Gemini-Powered Siri läuft möglicherweise doch auf den Servern von Google

Oscar

Seit Jahren baut Apple seine Marke auf ein einziges, starkes Versprechen auf: Was auf Ihrem iPhone passiert, bleibt auf Ihrem iPhone. Während sich das Unternehmen jedoch darauf vorbereitet, Siri mit der Gemini-Technologie von Google aufzurüsten, sorgt ein verwirrendes „Er sagte, sie sagte“-Spiel dafür, dass Benutzer sich fragen, wohin ihre Daten genau gehen. Was wäre, wenn das bevorstehende Siri-Upgrade, das von Gemini AI unterstützt wird, tatsächlich auf Google-Servern und nicht auf denen von Apple läuft?

Siris KI-Gehirn könnte auf den Servern von Google leben, heißt es in einer Erklärung des Geschäftsführers

Die Verwirrung begann bei den jüngsten Gewinnaufrufen von Alphabet und Apple. Tim Cook hat sorgfältig betont, dass Apple Intelligence weiterhin auf dem Gerät und über Apples eigenes „Private Cloud Compute“ (PCC) laufen wird. Allerdings scheint die Führung von Google eine andere Perspektive zu haben. Während der Telefonkonferenz von Alphabet zum vierten Quartal 2025 bezeichnete CEO Sundar Pichai Google ausdrücklich als Apples „bevorzugten Cloud-Anbieter“ für die Entwicklung der nächsten Generation von Gemini-basierten Basismodellen.

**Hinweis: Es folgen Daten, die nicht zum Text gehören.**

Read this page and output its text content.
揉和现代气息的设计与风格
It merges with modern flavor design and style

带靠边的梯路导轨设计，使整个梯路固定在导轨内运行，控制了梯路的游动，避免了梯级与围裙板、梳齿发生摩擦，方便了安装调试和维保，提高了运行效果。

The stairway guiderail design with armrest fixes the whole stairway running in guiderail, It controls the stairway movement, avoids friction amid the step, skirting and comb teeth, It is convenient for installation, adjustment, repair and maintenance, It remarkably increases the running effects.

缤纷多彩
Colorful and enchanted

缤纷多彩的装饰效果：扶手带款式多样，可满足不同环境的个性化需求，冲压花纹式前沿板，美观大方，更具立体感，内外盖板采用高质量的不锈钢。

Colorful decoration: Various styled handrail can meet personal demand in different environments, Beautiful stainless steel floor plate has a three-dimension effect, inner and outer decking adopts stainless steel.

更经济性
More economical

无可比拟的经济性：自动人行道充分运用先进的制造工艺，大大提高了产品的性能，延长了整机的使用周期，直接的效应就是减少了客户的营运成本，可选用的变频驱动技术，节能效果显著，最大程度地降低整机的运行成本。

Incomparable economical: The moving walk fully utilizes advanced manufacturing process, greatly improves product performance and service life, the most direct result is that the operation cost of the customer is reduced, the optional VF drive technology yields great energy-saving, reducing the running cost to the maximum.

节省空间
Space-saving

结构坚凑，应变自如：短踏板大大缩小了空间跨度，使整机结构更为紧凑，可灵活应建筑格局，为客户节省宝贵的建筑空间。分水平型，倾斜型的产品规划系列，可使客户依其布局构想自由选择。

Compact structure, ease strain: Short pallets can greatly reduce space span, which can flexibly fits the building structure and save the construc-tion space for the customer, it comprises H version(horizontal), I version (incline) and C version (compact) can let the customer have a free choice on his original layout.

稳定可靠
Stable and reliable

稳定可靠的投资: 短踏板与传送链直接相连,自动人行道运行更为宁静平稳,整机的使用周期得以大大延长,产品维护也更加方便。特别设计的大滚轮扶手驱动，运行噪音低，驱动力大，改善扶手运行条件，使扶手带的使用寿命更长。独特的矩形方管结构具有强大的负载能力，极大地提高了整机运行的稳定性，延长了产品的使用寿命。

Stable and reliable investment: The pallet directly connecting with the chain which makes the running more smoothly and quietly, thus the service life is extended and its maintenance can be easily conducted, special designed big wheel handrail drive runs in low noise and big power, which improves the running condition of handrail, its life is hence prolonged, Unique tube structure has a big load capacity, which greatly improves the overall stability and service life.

Diese Formulierung ist bedeutsam, wie 9to5Mac berichtet. Wenn Google der „bevorzugte Cloud-Anbieter“ ist, deutet dies darauf hin, dass die schwere Arbeit für das neue, intelligentere Siri auf den Servern von Google und nicht auf der ultraprivaten Infrastruktur von Apple stattfinden könnte. Dies widerspricht der Annahme, dass Apple Gemini einfach in seine eigene sichere Cloud „einbinden“ würde, um seine branchenführenden Datenschutzstandards aufrechtzuerhalten.

Ein dualer Ansatz?

Branchenanalysten gehen davon aus, dass wir eine Einführung in zwei Phasen in Betracht ziehen. Die unmittelbaren Siri-Updates – die wir voraussichtlich bald sehen werden – werden wahrscheinlich auf den Servern von Apple verbleiben. Allerdings könnte die „nächste Generation“ Siri, eine viel leistungsstärkere Version, die angeblich 2026 auf den Markt kommen soll, in Googles Nachbarschaft einziehen. Berichten zufolge würde dieser fortschrittliche Assistent auf den speziellen Tensor Processing Units (TPUs) von Google laufen, um die enormen Rechenanforderungen zu bewältigen, die die aktuellen Chips von Apple allein möglicherweise nicht bewältigen könnten.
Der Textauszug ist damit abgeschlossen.